What is Pindang Meat Seasoning?
500 g brisket (beef with a layer of fat) 1.5 liters of water. 2 tbsp vegetable oil. 2 bay leaves. 2 kaffir lime leaves. 2 cm galangal, bruised. 750 ml thin coconut milk. puree: other items•
What part of long ribs?
Long ribs, the neck bone that has been cut. very suitable for soup.
What is Bone Pindang Seasoning?
Pindang bones (ribs) 1 kg of ribs or meat with bones. 1 lemongrass stalk, crushed. 2 bay leaves. 2 cm ginger, crushed or thinly sliced. 2 cm galangal, crushed or thinly sliced. 1 pc tomato sliced 4. 3 pcs red & green chilies, remove the contents, sliced into 2. whole cayenne pepper (amount according to taste) other items
Ingredient
- 500 grams of ribs + beef
- Enough water
Spice
- 6 Shallots (sliced)
- 4 Garlic (sliced)
- 1/2 segment Galangal (geprek)
- 1 segment Turmeric (geprek)
- 10 cayenne pepper
- 7 sheets bay leaf
- 3 lemongrass stalks Lemongrass (geprek)
- 2 tomatoes (chopped)
- Salt to taste
- Adequate flavoring
How to cook
- 1. Cut the ribs and beef according to taste, wash the meat clean, wash repeatedly until the water is not red.
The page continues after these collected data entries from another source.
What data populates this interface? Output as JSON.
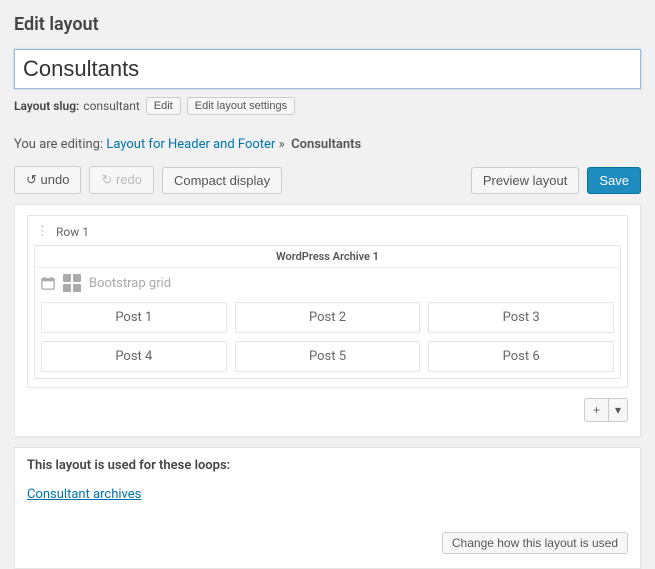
{
  "header": {
    "page_title": "Edit layout"
  },
  "title": {
    "value": "Consultants"
  },
  "slug": {
    "label": "Layout slug:",
    "value": "consultant",
    "edit_btn": "Edit",
    "settings_btn": "Edit layout settings"
  },
  "editing": {
    "prefix": "You are editing:",
    "link_text": "Layout for Header and Footer",
    "sep": "»",
    "current": "Consultants"
  },
  "toolbar": {
    "undo": "undo",
    "redo": "redo",
    "compact": "Compact display",
    "preview": "Preview layout",
    "save": "Save"
  },
  "row": {
    "label": "Row 1"
  },
  "archive": {
    "title": "WordPress Archive 1",
    "grid_label": "Bootstrap grid",
    "posts": [
      "Post 1",
      "Post 2",
      "Post 3",
      "Post 4",
      "Post 5",
      "Post 6"
    ]
  },
  "loops": {
    "heading": "This layout is used for these loops:",
    "links": [
      "Consultant archives"
    ],
    "change_btn": "Change how this layout is used"
  }
}
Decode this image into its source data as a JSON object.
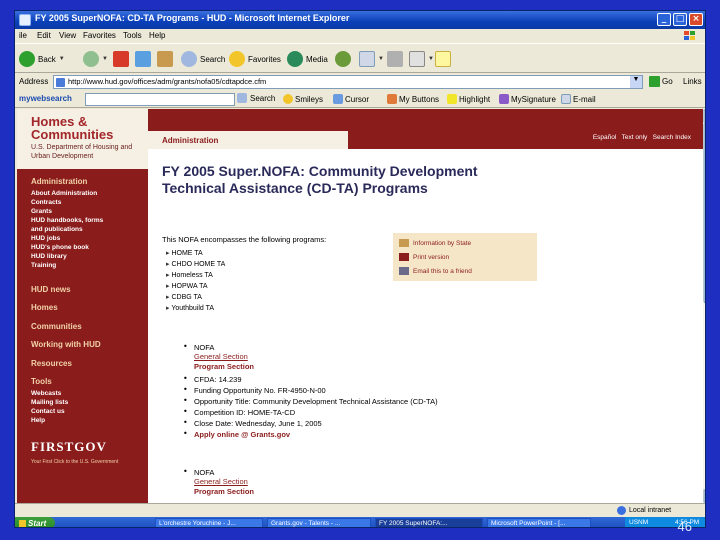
{
  "window": {
    "title": "FY 2005 SuperNOFA: CD-TA Programs - HUD - Microsoft Internet Explorer",
    "controls": [
      "_",
      "□",
      "×"
    ]
  },
  "menu": [
    "ile",
    "Edit",
    "View",
    "Favorites",
    "Tools",
    "Help"
  ],
  "toolbar": {
    "back": "Back",
    "search": "Search",
    "favorites": "Favorites",
    "media": "Media"
  },
  "address": {
    "label": "Address",
    "url": "http://www.hud.gov/offices/adm/grants/nofa05/cdtapdce.cfm",
    "go": "Go",
    "links": "Links"
  },
  "searchbar": {
    "logo": "mywebsearch",
    "search": "Search",
    "smileys": "Smileys",
    "cursor": "Cursor",
    "mybuttons": "My Buttons",
    "highlight": "Highlight",
    "mysignature": "MySignature",
    "email": "E-mail"
  },
  "sidebar": {
    "logo_title": "Homes &\nCommunities",
    "logo_sub": "U.S. Department of Housing and Urban Development",
    "admin_head": "Administration",
    "admin_links": [
      "About Administration",
      "Contracts",
      "Grants",
      "HUD handbooks, forms",
      "and publications",
      "HUD jobs",
      "HUD's phone book",
      "HUD library",
      "Training"
    ],
    "sections": [
      "HUD news",
      "Homes",
      "Communities",
      "Working with HUD",
      "Resources",
      "Tools"
    ],
    "tools_links": [
      "Webcasts",
      "Mailing lists",
      "Contact us",
      "Help"
    ],
    "firstgov": "FIRSTGOV",
    "firstgov_tag": "Your First Click to the U.S. Government"
  },
  "header": {
    "tab": "Administration",
    "links": "Español   Text only   Search Index"
  },
  "content": {
    "title": "FY 2005 Super.NOFA: Community Development Technical Assistance (CD-TA) Programs",
    "intro": "This NOFA encompasses the following programs:",
    "programs": [
      "HOME TA",
      "CHDO HOME TA",
      "Homeless TA",
      "HOPWA TA",
      "CDBG TA",
      "Youthbuild TA"
    ],
    "info": [
      "Information by State",
      "Print version",
      "Email this to a friend"
    ],
    "nofa1": {
      "label": "NOFA",
      "general": "General Section",
      "program": "Program Section",
      "cfda": "CFDA: 14.239",
      "funding": "Funding Opportunity No. FR-4950-N-00",
      "opportunity": "Opportunity Title: Community Development Technical Assistance (CD-TA)",
      "competition": "Competition ID: HOME-TA-CD",
      "close": "Close Date: Wednesday, June 1, 2005",
      "apply": "Apply online @ Grants.gov"
    },
    "nofa2": {
      "label": "NOFA",
      "general": "General Section",
      "program": "Program Section"
    }
  },
  "status": {
    "zone": "Local intranet"
  },
  "taskbar": {
    "start": "Start",
    "tasks": [
      "L'orchestre Yoruchine - J...",
      "Grants.gov - Talents - ...",
      "FY 2005 SuperNOFA:...",
      "Microsoft PowerPoint - [..."
    ],
    "tray": "USNM",
    "clock": "4:56 PM"
  },
  "slide_number": "46"
}
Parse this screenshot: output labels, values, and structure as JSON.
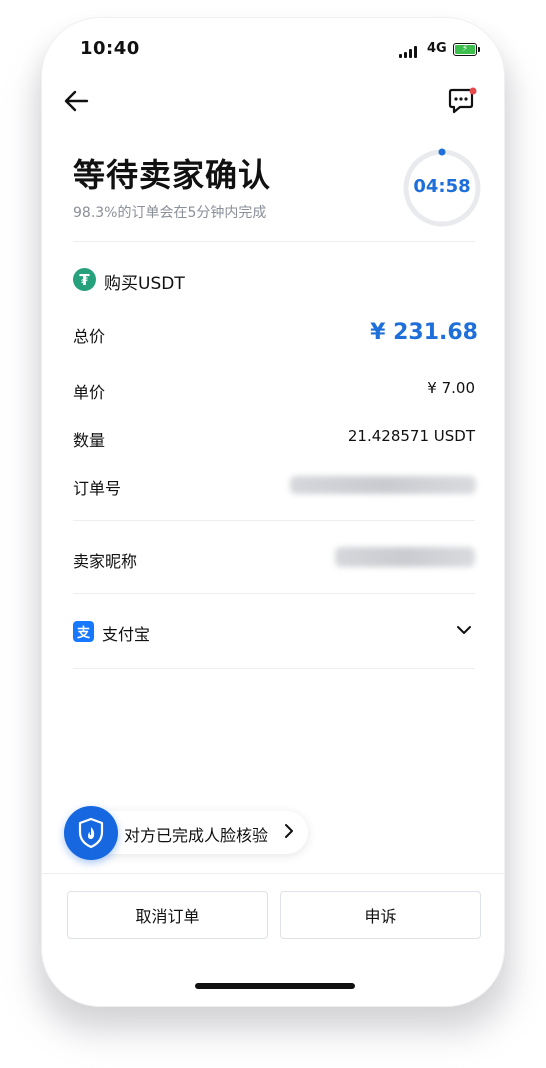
{
  "status_bar": {
    "time": "10:40",
    "network": "4G",
    "battery_icon": "battery-charging-icon"
  },
  "header": {
    "back_icon": "back-arrow-icon",
    "chat_icon": "chat-notification-icon"
  },
  "order_status": {
    "title": "等待卖家确认",
    "subtitle": "98.3%的订单会在5分钟内完成",
    "countdown": "04:58"
  },
  "asset": {
    "coin_symbol": "₮",
    "label": "购买USDT"
  },
  "details": {
    "total_label": "总价",
    "total_value": "¥ 231.68",
    "unit_price_label": "单价",
    "unit_price_value": "¥ 7.00",
    "quantity_label": "数量",
    "quantity_value": "21.428571 USDT",
    "order_no_label": "订单号"
  },
  "seller": {
    "nickname_label": "卖家昵称"
  },
  "payment": {
    "method_icon": "支",
    "method_label": "支付宝"
  },
  "face_verification": {
    "label": "对方已完成人脸核验"
  },
  "actions": {
    "cancel_label": "取消订单",
    "appeal_label": "申诉"
  },
  "colors": {
    "accent": "#1e6fd9",
    "usdt": "#26a17b",
    "alipay": "#1677ff",
    "battery": "#3cbf4d",
    "notification_dot": "#e5484d"
  }
}
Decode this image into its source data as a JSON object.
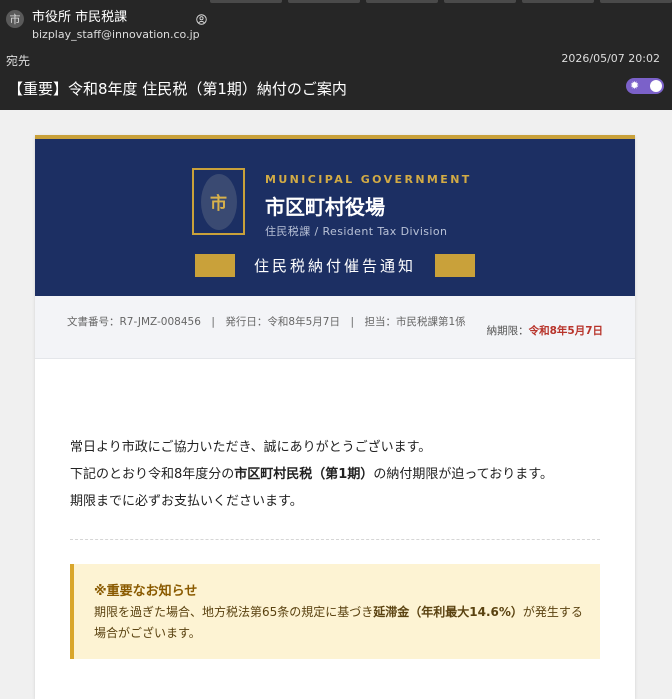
{
  "email": {
    "avatar_char": "市",
    "sender_name": "市役所 市民税課",
    "sender_email": "bizplay_staff@innovation.co.jp",
    "to_label": "宛先",
    "date": "2026/05/07 20:02",
    "subject": "【重要】令和8年度 住民税（第1期）納付のご案内"
  },
  "banner": {
    "emblem_char": "市",
    "gov_en": "MUNICIPAL GOVERNMENT",
    "gov_ja": "市区町村役場",
    "division": "住民税課 / Resident Tax Division",
    "notice_title": "住民税納付催告通知"
  },
  "meta": {
    "info": "文書番号：R7-JMZ-008456　|　発行日：令和8年5月7日　|　担当：市民税課第1係",
    "deadline_label": "納期限：",
    "deadline_value": "令和8年5月7日"
  },
  "body": {
    "line1": "常日より市政にご協力いただき、誠にありがとうございます。",
    "line2_pre": "下記のとおり令和8年度分の",
    "line2_bold": "市区町村民税（第1期）",
    "line2_post": "の納付期限が迫っております。",
    "line3": "期限までに必ずお支払いくださいます。"
  },
  "alert": {
    "title": "※重要なお知らせ",
    "text_pre": "期限を過ぎた場合、地方税法第65条の規定に基づき",
    "text_bold": "延滞金（年利最大14.6%）",
    "text_post": "が発生する場合がございます。"
  },
  "colors": {
    "banner_navy": "#1c2f63",
    "gold": "#c9a13a",
    "deadline_red": "#b8342b",
    "alert_bg": "#fdf3d3",
    "toggle_purple": "#7b61c9"
  }
}
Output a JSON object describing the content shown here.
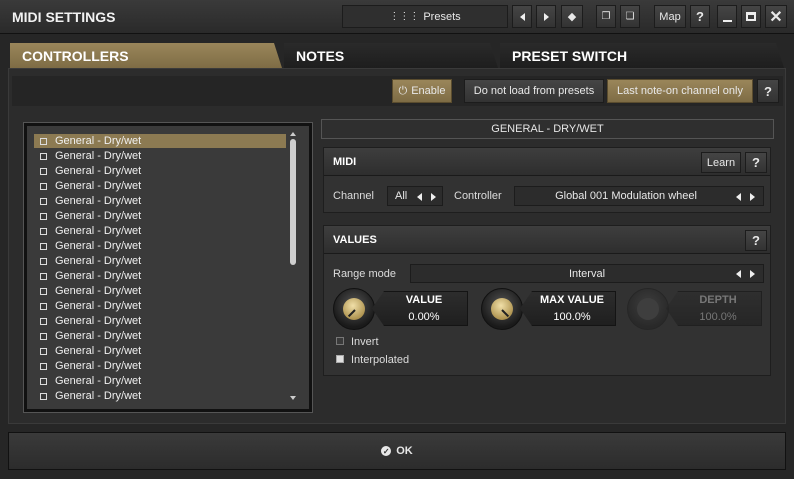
{
  "title": "MIDI SETTINGS",
  "topbar": {
    "presets": "Presets",
    "map": "Map",
    "help": "?"
  },
  "tabs": [
    {
      "label": "CONTROLLERS"
    },
    {
      "label": "NOTES"
    },
    {
      "label": "PRESET SWITCH"
    }
  ],
  "toolbar": {
    "enable": "Enable",
    "no_load": "Do not load from presets",
    "last_note": "Last note-on channel only",
    "help": "?"
  },
  "list": {
    "items": [
      "General - Dry/wet",
      "General - Dry/wet",
      "General - Dry/wet",
      "General - Dry/wet",
      "General - Dry/wet",
      "General - Dry/wet",
      "General - Dry/wet",
      "General - Dry/wet",
      "General - Dry/wet",
      "General - Dry/wet",
      "General - Dry/wet",
      "General - Dry/wet",
      "General - Dry/wet",
      "General - Dry/wet",
      "General - Dry/wet",
      "General - Dry/wet",
      "General - Dry/wet",
      "General - Dry/wet"
    ]
  },
  "selected_title": "GENERAL - DRY/WET",
  "midi": {
    "header": "MIDI",
    "learn": "Learn",
    "help": "?",
    "channel_label": "Channel",
    "channel_value": "All",
    "controller_label": "Controller",
    "controller_value": "Global 001 Modulation wheel"
  },
  "values": {
    "header": "VALUES",
    "help": "?",
    "range_label": "Range mode",
    "range_value": "Interval",
    "value_label": "VALUE",
    "value": "0.00%",
    "max_label": "MAX VALUE",
    "max_value": "100.0%",
    "depth_label": "DEPTH",
    "depth_value": "100.0%",
    "invert": "Invert",
    "interpolated": "Interpolated"
  },
  "ok": "OK",
  "colors": {
    "accent": "#8c7a52",
    "bg": "#262626"
  }
}
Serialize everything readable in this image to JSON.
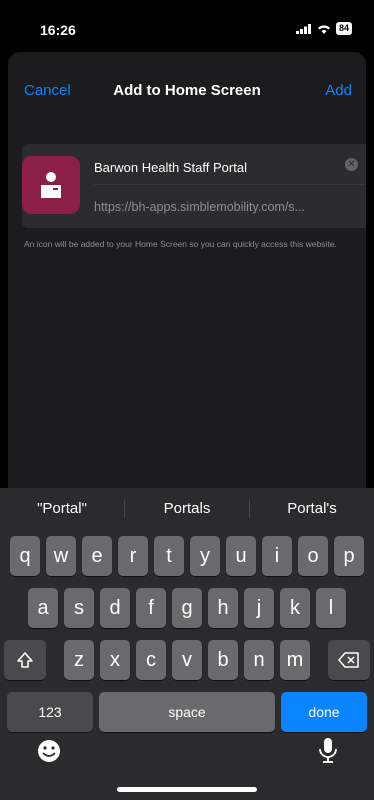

Put it in the pot
- 2. Wash all the spices then slice and cut.
- 3. Add water in a pot, then boil the ribs and beef until it boils. So that the meat is tender.
- 4. Saute the sliced and chopped spices until fragrant, except for the tomatoes and chilies.
- 5. Enter into the beef stew, stir until the spices are evenly mixed.
- 6. Add water, add salt and flavorings, continue to cook over medium heat and wait for (-+2 hours). 7. Add tomatoes and chilies.